Where this model breaks

Not all friction is waste.

Some review latency is the cost of rigor. Security-sensitive changes, data migrations, public contracts, and cross-boundary architecture need slower thinking than a local refactor. Some rework is discovery. Some cognitive load reflects a genuinely complex domain. Some waiting prevents unsafe launches. A low-friction process that lets bad changes move quickly is not productivity.

The model also breaks if every pain point becomes a platform project. Engineering organizations can spend too much time polishing internal experience while neglecting product outcomes. Friction work needs prioritization by impact, frequency, and risk. A painful workflow used once a quarter may matter less than a mildly annoying workflow hit hundreds of times a week.

There is also a measurement caveat. Friction metrics can be gamed if they become targets without interpretation. Reducing review latency by weakening review is easy. Reducing rework by discouraging feedback is easy. Reducing cognitive load by hiding complexity behind leaky abstractions is easy. The point is not lower numbers. The point is better flow with maintained safety.

What I do now

I begin productivity reviews with friction mapping. For a representative change, trace the path from idea to production learning. Where did it wait? Where did context get lost? Where did the engineer need private knowledge? Where did automation fail to answer a question? Where did review happen too late?

Then I separate local friction from systemic friction. Local friction belongs to a project or codebase. Systemic friction repeats across teams: slow pipelines, inconsistent release patterns, unclear ownership, overloaded reviewers, brittle environments, or review standards that live only in senior engineers' heads.

I pair metrics with qualitative evidence. A dashboard might show review time. Interviews explain whether the delay came from reviewer overload, unclear design, too-large changes, missing tests, or ownership confusion. A survey might flag build pain. Pipeline data explains whether the pain is compile time, flaky tests, queueing, or setup drift.

I also ask whether reducing friction will change behavior. Faster builds should encourage smaller changes. Better deploy confidence should reduce batching. Clearer ownership should shorten decision loops. Good defaults should reduce repeated review comments. If a metric improves but behavior does not, the metric may be ornamental.

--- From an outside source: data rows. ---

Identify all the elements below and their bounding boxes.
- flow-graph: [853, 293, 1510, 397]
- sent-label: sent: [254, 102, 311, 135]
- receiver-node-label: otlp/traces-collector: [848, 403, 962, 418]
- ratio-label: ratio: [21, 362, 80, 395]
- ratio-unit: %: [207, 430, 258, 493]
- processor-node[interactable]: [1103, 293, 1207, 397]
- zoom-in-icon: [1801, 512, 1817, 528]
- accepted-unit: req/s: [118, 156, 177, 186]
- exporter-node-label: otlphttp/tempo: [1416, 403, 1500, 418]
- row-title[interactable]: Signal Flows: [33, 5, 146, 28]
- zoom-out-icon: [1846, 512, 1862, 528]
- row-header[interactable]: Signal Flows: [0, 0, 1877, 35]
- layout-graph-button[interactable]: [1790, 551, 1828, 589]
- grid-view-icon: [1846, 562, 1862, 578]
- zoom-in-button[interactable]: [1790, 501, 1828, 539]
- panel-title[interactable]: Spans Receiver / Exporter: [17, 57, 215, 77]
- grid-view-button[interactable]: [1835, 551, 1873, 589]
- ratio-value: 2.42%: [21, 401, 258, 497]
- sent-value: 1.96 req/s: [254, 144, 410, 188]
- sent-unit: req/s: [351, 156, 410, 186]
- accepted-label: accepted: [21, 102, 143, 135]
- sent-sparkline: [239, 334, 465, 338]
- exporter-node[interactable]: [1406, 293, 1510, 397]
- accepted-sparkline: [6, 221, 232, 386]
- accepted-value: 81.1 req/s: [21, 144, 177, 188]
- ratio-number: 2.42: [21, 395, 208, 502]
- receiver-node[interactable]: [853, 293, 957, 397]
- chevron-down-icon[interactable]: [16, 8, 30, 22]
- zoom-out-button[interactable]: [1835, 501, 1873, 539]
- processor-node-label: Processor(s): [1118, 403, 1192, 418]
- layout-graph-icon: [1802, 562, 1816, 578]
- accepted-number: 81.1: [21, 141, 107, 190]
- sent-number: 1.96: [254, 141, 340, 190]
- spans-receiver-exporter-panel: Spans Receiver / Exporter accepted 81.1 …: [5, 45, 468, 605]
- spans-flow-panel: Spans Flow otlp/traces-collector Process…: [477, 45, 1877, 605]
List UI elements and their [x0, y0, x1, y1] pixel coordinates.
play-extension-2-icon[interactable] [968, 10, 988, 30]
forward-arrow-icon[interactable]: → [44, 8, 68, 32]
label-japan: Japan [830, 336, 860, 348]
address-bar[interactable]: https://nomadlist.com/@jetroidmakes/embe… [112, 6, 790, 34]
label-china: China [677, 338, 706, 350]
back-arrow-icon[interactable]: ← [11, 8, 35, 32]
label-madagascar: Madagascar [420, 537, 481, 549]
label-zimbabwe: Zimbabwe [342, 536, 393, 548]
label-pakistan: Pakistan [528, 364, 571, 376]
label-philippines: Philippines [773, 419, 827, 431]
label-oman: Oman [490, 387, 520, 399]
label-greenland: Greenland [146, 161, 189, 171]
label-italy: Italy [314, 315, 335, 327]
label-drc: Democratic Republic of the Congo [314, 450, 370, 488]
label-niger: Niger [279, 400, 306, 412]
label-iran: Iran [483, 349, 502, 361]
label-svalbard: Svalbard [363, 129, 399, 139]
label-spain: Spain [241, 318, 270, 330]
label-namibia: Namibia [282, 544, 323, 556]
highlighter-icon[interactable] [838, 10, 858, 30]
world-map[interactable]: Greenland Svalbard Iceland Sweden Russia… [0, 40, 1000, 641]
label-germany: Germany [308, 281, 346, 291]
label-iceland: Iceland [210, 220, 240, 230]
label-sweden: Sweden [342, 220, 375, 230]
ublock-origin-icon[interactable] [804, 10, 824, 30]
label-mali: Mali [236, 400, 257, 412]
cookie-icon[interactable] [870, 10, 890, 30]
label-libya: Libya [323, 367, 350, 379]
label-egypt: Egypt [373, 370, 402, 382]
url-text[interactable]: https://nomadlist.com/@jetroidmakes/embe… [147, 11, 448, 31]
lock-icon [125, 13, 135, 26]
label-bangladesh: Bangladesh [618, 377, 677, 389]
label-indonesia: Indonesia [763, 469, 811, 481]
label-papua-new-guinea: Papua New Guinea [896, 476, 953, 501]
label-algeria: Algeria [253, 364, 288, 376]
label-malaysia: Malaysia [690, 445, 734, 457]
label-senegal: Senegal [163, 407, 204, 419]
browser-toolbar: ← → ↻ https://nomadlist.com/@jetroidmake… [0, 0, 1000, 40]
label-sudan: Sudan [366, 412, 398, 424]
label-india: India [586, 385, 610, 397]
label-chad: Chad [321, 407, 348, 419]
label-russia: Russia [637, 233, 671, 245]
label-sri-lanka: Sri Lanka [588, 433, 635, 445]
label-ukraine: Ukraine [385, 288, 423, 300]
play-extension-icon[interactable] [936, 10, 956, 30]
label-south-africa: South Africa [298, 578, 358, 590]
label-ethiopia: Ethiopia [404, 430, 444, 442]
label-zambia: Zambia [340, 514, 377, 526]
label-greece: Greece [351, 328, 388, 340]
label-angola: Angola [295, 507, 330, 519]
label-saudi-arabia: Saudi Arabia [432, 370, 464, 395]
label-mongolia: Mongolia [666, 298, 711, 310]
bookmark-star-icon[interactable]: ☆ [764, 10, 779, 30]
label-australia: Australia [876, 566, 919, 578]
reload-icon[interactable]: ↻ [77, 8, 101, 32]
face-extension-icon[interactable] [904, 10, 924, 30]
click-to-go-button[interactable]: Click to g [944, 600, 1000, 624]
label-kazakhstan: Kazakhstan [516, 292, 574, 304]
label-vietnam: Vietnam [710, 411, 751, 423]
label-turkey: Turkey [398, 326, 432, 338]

Most importantly, I avoid individual scorekeeping. Productivity is largely a property of the system of work. Principal engineers should use metrics to expose constraints, not to rank people performing inside those constraints.

Closing takeaway

Measure friction before output: the best productivity work removes wait, rework, build pain, deploy fear, and unnecessary cognitive load while preserving the rigor that keeps systems safe.